I recently had a friend ask what I thought it meant that Christians are “in Christ.” As I thought about how to answer that, my mind went quickly to 2 Corinthians 5:17. Since I’ve been studying through 2 Corinthians, here are the thoughts I shared with me friend:

I see two big truths to being “in Christ”, the first is the “positional” or “objective”  truth. By this I mean that when we place our faith in Jesus as our Savior and Lord, we are now positionally viewed by God as being in Christ: our total identity, who we are, is found not in our sin nor our works, but solely in Christ.
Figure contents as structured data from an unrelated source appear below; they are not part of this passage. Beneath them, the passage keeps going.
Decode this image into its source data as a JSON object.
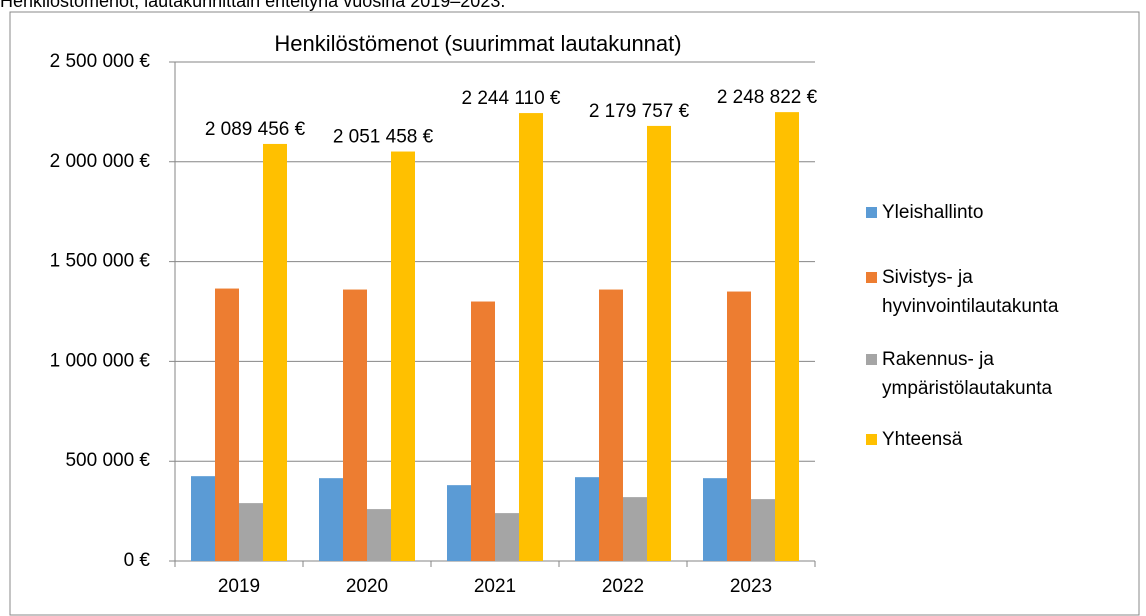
{
  "caption": "Henkilöstömenot, lautakunnittain eriteltynä vuosina 2019–2023.",
  "chart_data": {
    "type": "bar",
    "title": "Henkilöstömenot (suurimmat lautakunnat)",
    "categories": [
      "2019",
      "2020",
      "2021",
      "2022",
      "2023"
    ],
    "series": [
      {
        "name": "Yleishallinto",
        "color": "#5b9bd5",
        "values": [
          425000,
          415000,
          380000,
          420000,
          415000
        ]
      },
      {
        "name": "Sivistys- ja hyvinvointilautakunta",
        "color": "#ed7d31",
        "values": [
          1365000,
          1360000,
          1300000,
          1360000,
          1350000
        ]
      },
      {
        "name": "Rakennus- ja ympäristölautakunta",
        "color": "#a5a5a5",
        "values": [
          290000,
          260000,
          240000,
          320000,
          310000
        ]
      },
      {
        "name": "Yhteensä",
        "color": "#ffc000",
        "values": [
          2089456,
          2051458,
          2244110,
          2179757,
          2248822
        ],
        "value_labels": [
          "2 089 456 €",
          "2 051 458 €",
          "2 244 110 €",
          "2 179 757 €",
          "2 248 822 €"
        ]
      }
    ],
    "ylim": [
      0,
      2500000
    ],
    "yticks": [
      {
        "value": 0,
        "label": "0 €"
      },
      {
        "value": 500000,
        "label": "500 000 €"
      },
      {
        "value": 1000000,
        "label": "1 000 000 €"
      },
      {
        "value": 1500000,
        "label": "1 500 000 €"
      },
      {
        "value": 2000000,
        "label": "2 000 000 €"
      },
      {
        "value": 2500000,
        "label": "2 500 000 €"
      }
    ],
    "grid": true,
    "legend": "right"
  }
}
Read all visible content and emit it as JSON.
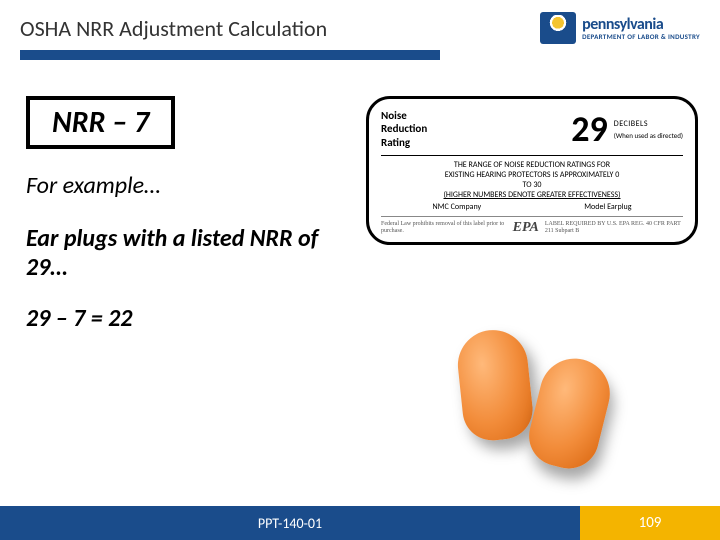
{
  "header": {
    "title": "OSHA NRR Adjustment Calculation",
    "brand_main": "pennsylvania",
    "brand_sub": "DEPARTMENT OF LABOR & INDUSTRY",
    "brand_color": "#1a4c8b",
    "accent_color": "#f4b400"
  },
  "content": {
    "formula": "NRR – 7",
    "lead": "For example…",
    "statement": "Ear plugs with a listed NRR of 29…",
    "calculation": "29 – 7 = 22"
  },
  "label": {
    "nrr_title_l1": "Noise",
    "nrr_title_l2": "Reduction",
    "nrr_title_l3": "Rating",
    "value": "29",
    "unit": "DECIBELS",
    "when": "(When used as directed)",
    "range_l1": "THE RANGE OF NOISE REDUCTION RATINGS FOR",
    "range_l2": "EXISTING HEARING PROTECTORS IS APPROXIMATELY 0",
    "range_l3": "TO 30",
    "range_l4": "(HIGHER NUMBERS DENOTE GREATER EFFECTIVENESS)",
    "maker": "NMC Company",
    "model": "Model Earplug",
    "epa_left": "Federal Law prohibits removal of this label prior to purchase.",
    "epa_mid": "EPA",
    "epa_right": "LABEL REQUIRED BY U.S. EPA REG. 40 CFR PART 211 Subpart B"
  },
  "earplugs": {
    "fill_light": "#ffb97a",
    "fill_mid": "#f28c3a",
    "fill_dark": "#d9660f"
  },
  "footer": {
    "code": "PPT-140-01",
    "page": "109"
  }
}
Thus, when God views, judges, and loves us, it is based on Christ’s finished work on the cross and not our sin or anything else we do.

As a result of this “positioning” in Christ we share in the benefits of His work on the cross and resurrection. We have peace with God, we are co-crucified, co-buried, co-resurrected, co-ascended, and co-seated with Christ (Eph. 2:4-7; Gal. 2:21). Our life is hidden with Christ (Col. 3:3), and when we die, we die in Christ and so are with Him, and will be raised in His power (1 Thess. 4:13-18). There are certainly many other positional truths to being in Christ, like being adopted as God’s children, but these are the big ones for me. These positional truths don’t only effect our standing with God and our eternal destination, but also revolutionize the way we live here and now.
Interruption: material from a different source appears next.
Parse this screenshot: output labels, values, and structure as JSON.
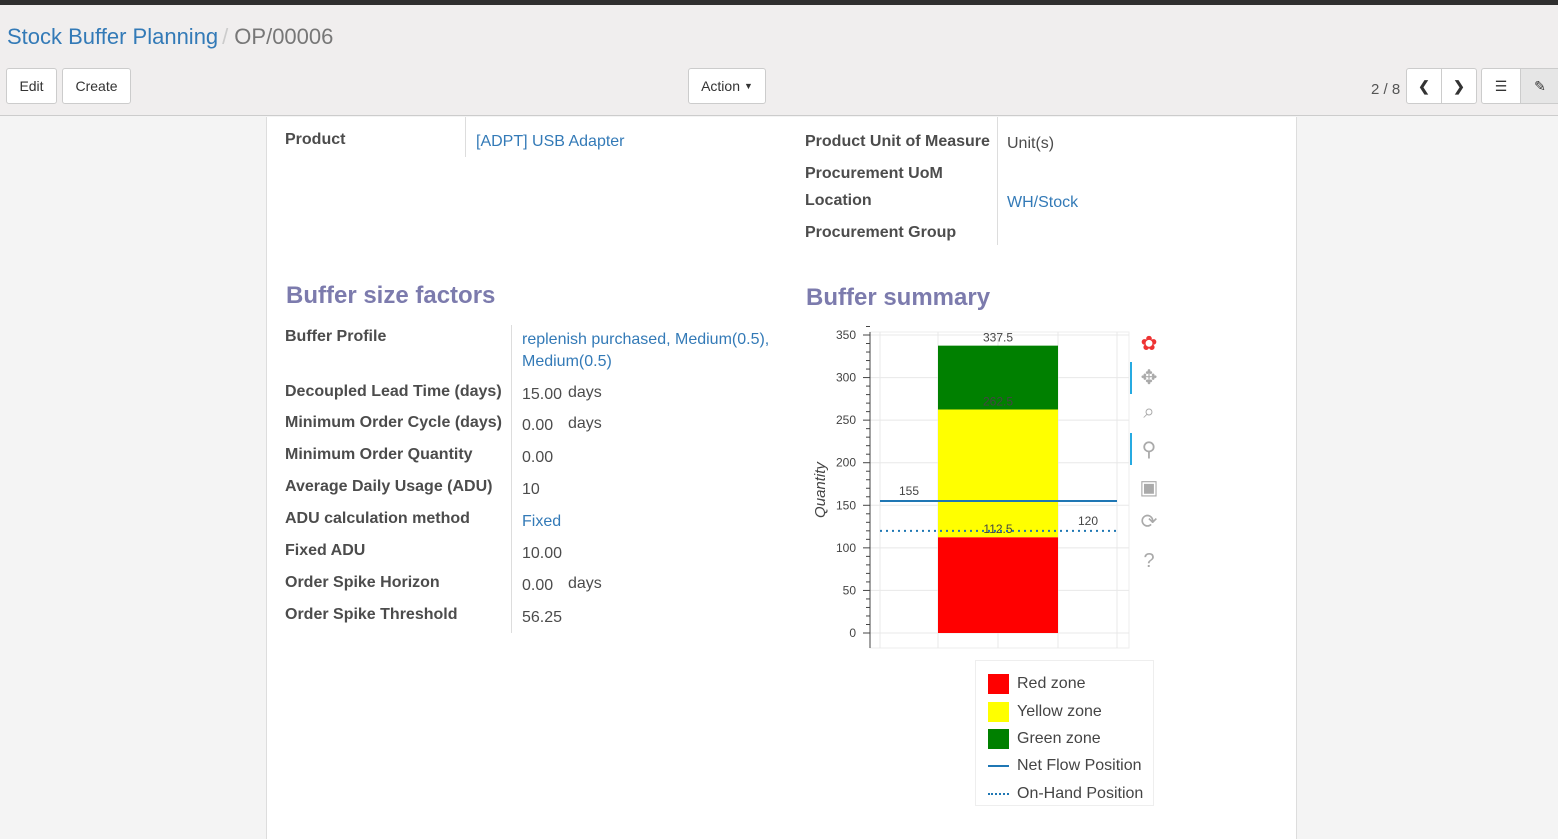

The second big truth I see as being “in Christ” is the “practical” or “subjective” truth. By subjective I don’t mean “uncertain” or “only true to you”, I mean truth as it applies to your personal experience. So, those who are in Christ are enabled, by the power of the Holy Spirit to live and love like Jesus. In Christ, we have renewed minds (Rm. 12:2), so we can see people as Jesus does (Mt. 9:36), and we can make ethical and moral decisions in a way that honor God. In Christ, we are free to resist temptation, and so can choose not to sin (1 Cor. 10:13). Not that we always live in these ways, but when we are in Christ, we have the ability to choose to live for God’s glory in all we do, and to find our total fulfillment in Him alone.

So to be in Christ revolutionizes our eternity and our now. We find our significance, motivation, reason and model for life, power for living, and salvation all from being “in Christ”.  In short, being “in Christ” calls us to live radical lives for the glory of God and His Kingdom.